Hi Greenberry and Kadree~
I appreciate the advise. There is a lot of great advise there that I need to listen to. I have tried so hard since he started this behavioral change to try to be there (but not in his face). I remember when I was a teenager!!!.......whew!It has been a long time but I see how he is following in my footsteps with the lack of concern with schoolwork. I was in the gifted program at first but then, *poof* I threw it all away. Is it genetic? (Oh NO! )
I have worried for so long that it may be ME that is making things worse. I don't know if this is something that I need help with or if I need to help him, ya'know? He was 6 when his now father and I married...and now we have 2 other children. It is a lot for me to deal with at times (my daughters are 15 months apart....4 and 2 1/2). He was so used to it being me and him for so long....his dad and I split up when I was 8 months pregnant. I have always tried to keep things like they were with us so that he won't feel like second-best. Does any of this make any sense? He had always acted ok until a little over a year ago. I noticed all the other PHYSICAL changes and I think that is what the problem is but now I am so confused!
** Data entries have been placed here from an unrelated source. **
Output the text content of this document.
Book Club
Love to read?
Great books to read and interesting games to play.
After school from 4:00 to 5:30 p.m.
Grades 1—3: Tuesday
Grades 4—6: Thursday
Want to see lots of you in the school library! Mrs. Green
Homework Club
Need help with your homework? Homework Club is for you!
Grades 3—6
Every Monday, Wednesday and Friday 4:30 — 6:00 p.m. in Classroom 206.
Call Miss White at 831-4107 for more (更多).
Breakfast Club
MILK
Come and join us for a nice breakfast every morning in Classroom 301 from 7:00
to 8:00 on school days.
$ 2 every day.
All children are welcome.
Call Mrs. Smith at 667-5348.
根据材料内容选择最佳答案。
I will keep you posted....all heck may break loose in a couple of weeks when he gets his progress report from school. If he isn't doing above the 82 then he is going to have to drop band and football......is this too drastic? shouldn't he have to do his best or not be allowed extra stuff? let me know!
Sounds fair to me. It may be hard to do, but you are his parent and not his buddy, and you have to lay down the law sometimes. I hate discipline, but I have to do it in order to raise a decent human being. Give him the rules and tell him that it is all on him to have his life the way he wants--either better grades and extracurricular activities, or more studying and less fun until the grades come up.
Also, don't convey to him your guilty feelings because of your having to spend time with your other children, etc. That gives him a way to manipulate you. You have to be sympathetic to his needs, but not use your and his past as a way to let him get away with stuff that he shouldn't be doing. His family situation may not be the "ideal" Ward and June Cleaver situation, but he has it pretty good compared to a lot of kids out there. Does your husband or his bio-father take any part in the "discipline"? There needs to be a strong man around right now to help you keep him in line. Good luck!